Audiences looking for an anti-capitalist polemic will be disappointed. While the arrogance of the men at the very top is breathtaking, the director tries hard to portray his characters as realistically as possible (mostly avoiding the slick glamour that usually stands in for Wall Street), and sometimes even sympathetically - something that will no doubt draw criticism from some of the banker-bashing public. The first-time director has pulled together an impressive ensemble cast, who serve as a microcosm for the breadth of personalities that populate the financial world. Penn Badgley captures the cockiness of the junior analyst who’s only in it for the money, constantly speculating about what the senior staff are paid; he later ends up crying painfully in a toilet stall when he realises that his career is already over, his ambitions shattered. Demi Moore is surprisingly well cast as the very serious, stern and professional lone woman, who is sacrificed to protect the men higher up the food chain. Jeremy Irons is pitch-perfect as the assured, aloof CEO John Tuld, whose misplaced self-belief has blinded him to his own imminent end, as he brings down his bank by insisting that they flood the markets with their toxic assets.

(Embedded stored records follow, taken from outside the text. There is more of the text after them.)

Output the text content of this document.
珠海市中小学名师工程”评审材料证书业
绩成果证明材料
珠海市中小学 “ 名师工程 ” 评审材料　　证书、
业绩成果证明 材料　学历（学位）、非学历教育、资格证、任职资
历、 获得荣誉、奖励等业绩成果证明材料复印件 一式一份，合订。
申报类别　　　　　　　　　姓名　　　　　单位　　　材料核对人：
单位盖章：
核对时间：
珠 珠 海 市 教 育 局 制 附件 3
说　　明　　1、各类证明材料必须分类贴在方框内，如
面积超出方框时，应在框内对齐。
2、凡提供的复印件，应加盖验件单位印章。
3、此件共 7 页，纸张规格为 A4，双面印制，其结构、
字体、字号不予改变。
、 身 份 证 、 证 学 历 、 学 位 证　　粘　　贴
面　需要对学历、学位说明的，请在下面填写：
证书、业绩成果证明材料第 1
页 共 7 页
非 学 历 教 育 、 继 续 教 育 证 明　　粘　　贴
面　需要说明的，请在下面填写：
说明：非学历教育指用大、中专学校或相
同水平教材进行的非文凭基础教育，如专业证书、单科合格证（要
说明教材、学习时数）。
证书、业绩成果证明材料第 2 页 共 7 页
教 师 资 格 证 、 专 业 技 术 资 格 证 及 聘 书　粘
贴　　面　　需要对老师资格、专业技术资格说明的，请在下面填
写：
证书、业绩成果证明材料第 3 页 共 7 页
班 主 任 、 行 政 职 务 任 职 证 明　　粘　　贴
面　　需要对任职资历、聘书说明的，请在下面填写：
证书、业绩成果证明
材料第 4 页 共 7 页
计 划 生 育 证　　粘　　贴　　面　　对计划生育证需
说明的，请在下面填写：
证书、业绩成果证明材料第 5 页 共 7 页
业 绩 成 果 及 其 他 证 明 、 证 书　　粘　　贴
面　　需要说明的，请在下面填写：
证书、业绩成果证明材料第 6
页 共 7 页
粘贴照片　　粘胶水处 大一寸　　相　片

Chandor has done an excellent job keeping the film accessible without dumbing down, offering insights into the culture that caused the collapse while putting a human face on some of the players (there is no shortage of reviews on the internet criticising the film for exactly this). The often repeated description of the film as a ‘financial thriller’ is pretty close to the mark - it’s a smart, entertaining film, and an impressive debut from the director.